Back in Paris where the clothes are made at local ateliers, onlookers were delighted by Raf Simons Dior couture show that paid homage to the past, but defiantly propelled couture forward into modernity. Raf maintains Dior’s signature ultra-femininity but also grounds it with a bit of sober masculinity by swapping some ball gowns for trousers and frock coats.
There was a quiet opulence about the Dior show where stark courtly white pannier gowns with a flush of red and blue embroidered flowers were shown alongside youthful undulating short hemlines. Some of the less fanciful looks such as black trousers and turtle neck topped with a colorful frock coat may have looked more ready-to-wear than couture—a modern approach to couture that taps into the zeitgeist desire for ease in clothes, no matter the price tag.
What’s old is new again. Maison Martin Margiela also turned to the past to create his fall 2014 couture collection. Using embroidery samples and fabric cut-offs from an assortment of couturiers that includes French national treasure Paul Poiret. The result of this haute mash-up managed to create an elevated freshness while deftly adding the warm charm of nostalgia. French francs were sewn onto thin, sheer fabric, a motif that appeared repeatedly throughout the show. In one instance, a ankle length sheer franc skirt was paired with a Louis XV style floral brocade body suit.
The attempted revival of the house of Schiaperelli as an exclusively couture house continues with the newly appointed creative director Marco Zanini. This latest collection is Zanini’s sophomore Schiaperelli couture collection---his first debuting in January during the Spring 2014 couture week.

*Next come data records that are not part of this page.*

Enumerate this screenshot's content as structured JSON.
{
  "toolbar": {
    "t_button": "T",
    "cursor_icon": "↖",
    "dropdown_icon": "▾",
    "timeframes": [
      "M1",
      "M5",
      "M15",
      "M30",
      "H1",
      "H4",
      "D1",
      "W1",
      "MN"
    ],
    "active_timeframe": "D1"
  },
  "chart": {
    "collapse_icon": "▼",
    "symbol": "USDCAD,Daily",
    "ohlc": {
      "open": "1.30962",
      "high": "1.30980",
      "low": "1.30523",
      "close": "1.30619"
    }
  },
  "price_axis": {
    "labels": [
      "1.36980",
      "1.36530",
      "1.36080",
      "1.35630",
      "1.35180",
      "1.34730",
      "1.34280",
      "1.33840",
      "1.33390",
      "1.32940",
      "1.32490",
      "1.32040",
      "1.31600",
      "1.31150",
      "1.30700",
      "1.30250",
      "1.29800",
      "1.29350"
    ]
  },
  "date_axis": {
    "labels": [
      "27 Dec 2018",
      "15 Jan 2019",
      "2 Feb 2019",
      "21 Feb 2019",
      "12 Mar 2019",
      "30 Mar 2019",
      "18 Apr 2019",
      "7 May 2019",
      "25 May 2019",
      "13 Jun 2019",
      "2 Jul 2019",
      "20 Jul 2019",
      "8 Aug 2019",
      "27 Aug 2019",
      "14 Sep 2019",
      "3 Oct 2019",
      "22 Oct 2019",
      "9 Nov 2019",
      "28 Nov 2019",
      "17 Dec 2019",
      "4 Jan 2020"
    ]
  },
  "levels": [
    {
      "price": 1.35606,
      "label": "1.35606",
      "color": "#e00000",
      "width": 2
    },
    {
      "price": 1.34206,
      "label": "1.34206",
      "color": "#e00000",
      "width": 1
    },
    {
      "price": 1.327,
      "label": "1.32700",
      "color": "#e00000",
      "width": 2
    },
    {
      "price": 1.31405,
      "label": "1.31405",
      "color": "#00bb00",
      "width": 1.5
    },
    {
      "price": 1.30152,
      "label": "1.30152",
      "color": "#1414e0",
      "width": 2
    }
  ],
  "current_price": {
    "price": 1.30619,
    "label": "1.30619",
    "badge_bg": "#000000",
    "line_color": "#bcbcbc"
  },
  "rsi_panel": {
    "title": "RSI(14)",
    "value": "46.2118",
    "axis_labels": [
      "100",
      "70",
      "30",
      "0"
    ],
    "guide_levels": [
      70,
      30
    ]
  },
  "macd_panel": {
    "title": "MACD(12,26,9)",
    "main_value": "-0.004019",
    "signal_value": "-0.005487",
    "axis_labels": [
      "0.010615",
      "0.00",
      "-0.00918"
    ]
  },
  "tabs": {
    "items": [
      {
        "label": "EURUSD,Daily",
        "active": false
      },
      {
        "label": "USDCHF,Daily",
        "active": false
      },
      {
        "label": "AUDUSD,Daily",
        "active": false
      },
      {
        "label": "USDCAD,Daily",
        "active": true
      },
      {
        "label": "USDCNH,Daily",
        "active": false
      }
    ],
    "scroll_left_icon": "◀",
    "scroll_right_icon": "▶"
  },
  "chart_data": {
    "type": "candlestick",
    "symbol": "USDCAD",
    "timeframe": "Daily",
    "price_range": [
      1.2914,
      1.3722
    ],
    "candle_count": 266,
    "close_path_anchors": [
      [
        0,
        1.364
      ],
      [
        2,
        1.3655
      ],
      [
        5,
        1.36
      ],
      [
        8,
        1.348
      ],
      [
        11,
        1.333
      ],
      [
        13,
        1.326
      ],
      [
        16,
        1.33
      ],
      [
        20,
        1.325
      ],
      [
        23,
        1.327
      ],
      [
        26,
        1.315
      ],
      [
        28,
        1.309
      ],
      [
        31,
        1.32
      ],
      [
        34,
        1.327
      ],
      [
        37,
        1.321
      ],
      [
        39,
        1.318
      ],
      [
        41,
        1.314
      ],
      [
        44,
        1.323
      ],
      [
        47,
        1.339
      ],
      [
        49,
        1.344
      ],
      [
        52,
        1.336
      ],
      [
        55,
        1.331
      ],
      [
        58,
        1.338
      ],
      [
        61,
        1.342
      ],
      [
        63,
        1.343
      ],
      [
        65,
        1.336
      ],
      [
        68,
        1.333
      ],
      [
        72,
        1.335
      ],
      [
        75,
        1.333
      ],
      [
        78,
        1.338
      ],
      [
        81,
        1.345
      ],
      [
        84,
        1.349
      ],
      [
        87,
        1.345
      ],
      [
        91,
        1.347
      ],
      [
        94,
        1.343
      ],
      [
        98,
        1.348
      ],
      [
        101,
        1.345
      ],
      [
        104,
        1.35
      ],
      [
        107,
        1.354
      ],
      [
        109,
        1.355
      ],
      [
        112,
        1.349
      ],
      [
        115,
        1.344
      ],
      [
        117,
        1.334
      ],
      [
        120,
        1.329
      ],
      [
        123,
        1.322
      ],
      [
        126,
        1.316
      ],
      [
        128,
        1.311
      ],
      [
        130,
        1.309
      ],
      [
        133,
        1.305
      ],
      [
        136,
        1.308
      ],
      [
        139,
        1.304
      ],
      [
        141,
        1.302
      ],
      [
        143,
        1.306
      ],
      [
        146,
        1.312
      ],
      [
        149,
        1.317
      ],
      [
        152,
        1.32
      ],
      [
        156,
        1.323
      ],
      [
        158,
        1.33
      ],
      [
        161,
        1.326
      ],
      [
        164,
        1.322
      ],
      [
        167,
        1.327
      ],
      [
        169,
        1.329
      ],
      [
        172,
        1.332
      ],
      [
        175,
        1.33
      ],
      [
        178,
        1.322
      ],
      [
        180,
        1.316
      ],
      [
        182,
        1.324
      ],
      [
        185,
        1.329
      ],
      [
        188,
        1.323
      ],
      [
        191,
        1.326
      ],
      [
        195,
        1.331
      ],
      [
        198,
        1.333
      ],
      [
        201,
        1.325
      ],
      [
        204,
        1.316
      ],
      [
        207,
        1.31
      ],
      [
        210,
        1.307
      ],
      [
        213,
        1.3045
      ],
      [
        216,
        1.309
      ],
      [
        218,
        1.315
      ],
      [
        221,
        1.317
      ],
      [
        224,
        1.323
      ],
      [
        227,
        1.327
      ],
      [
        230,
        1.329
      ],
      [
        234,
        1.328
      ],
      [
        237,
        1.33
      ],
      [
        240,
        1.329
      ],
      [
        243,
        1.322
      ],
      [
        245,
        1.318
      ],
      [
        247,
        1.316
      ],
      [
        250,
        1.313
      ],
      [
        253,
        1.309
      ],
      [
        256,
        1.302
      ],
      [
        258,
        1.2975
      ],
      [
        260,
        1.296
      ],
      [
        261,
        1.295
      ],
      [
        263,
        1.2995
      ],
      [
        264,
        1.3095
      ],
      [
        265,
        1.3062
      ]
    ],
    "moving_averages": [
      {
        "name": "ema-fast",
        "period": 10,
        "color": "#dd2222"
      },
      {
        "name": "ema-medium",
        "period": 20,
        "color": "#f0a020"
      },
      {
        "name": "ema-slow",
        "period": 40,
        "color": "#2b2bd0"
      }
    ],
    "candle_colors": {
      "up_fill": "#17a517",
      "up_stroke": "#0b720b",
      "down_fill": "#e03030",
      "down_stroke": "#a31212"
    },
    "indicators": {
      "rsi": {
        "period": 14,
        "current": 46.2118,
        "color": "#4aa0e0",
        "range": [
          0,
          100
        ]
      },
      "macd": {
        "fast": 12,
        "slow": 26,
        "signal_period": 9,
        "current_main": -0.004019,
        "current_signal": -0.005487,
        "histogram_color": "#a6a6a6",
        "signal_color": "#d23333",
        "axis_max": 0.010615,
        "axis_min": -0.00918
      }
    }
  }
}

There were the known markers of Schiaperelli in the collection, sculpted shoulders and shocking pinks, but in the end the collection failed to conjure the same fun and wit of the original designer Elsa Schiaperlli. Zanini’s hand was too heavy when creating pieces like the opening look which featured a leopard double breasted coat with large, hulking, sleeves done in fur. The attempt at camp in the leopard and fur coat was weighed down by the stiffness of the heavy arms. It’s hard to imagine a bold, independent woman in clothes that are hard to move in.
But there is a showing of promise in Zanini’s work for the house as he clearly understands the codes of the house. Camp, being one of them, is hard to pull off without looking plainly over-the-top. This collection was all-too-obvious, missing the wink of wit.
Karl Lagerfeld set his time machine to the future with his latest Chanel collection. Chanel is a house firmly built on history, an establishment of chic. Lagerfeld stays loyal to the foundations of the house while resisting the stodginess of history. The classic Chanel suit was futuristically sculpted tweed with a peek of matching tweed biker shorts underneath that added a youthful casualness. Lagerfeld also played with modernizing fabric, bringing lace up-to-date, for example, by coating it in silicone.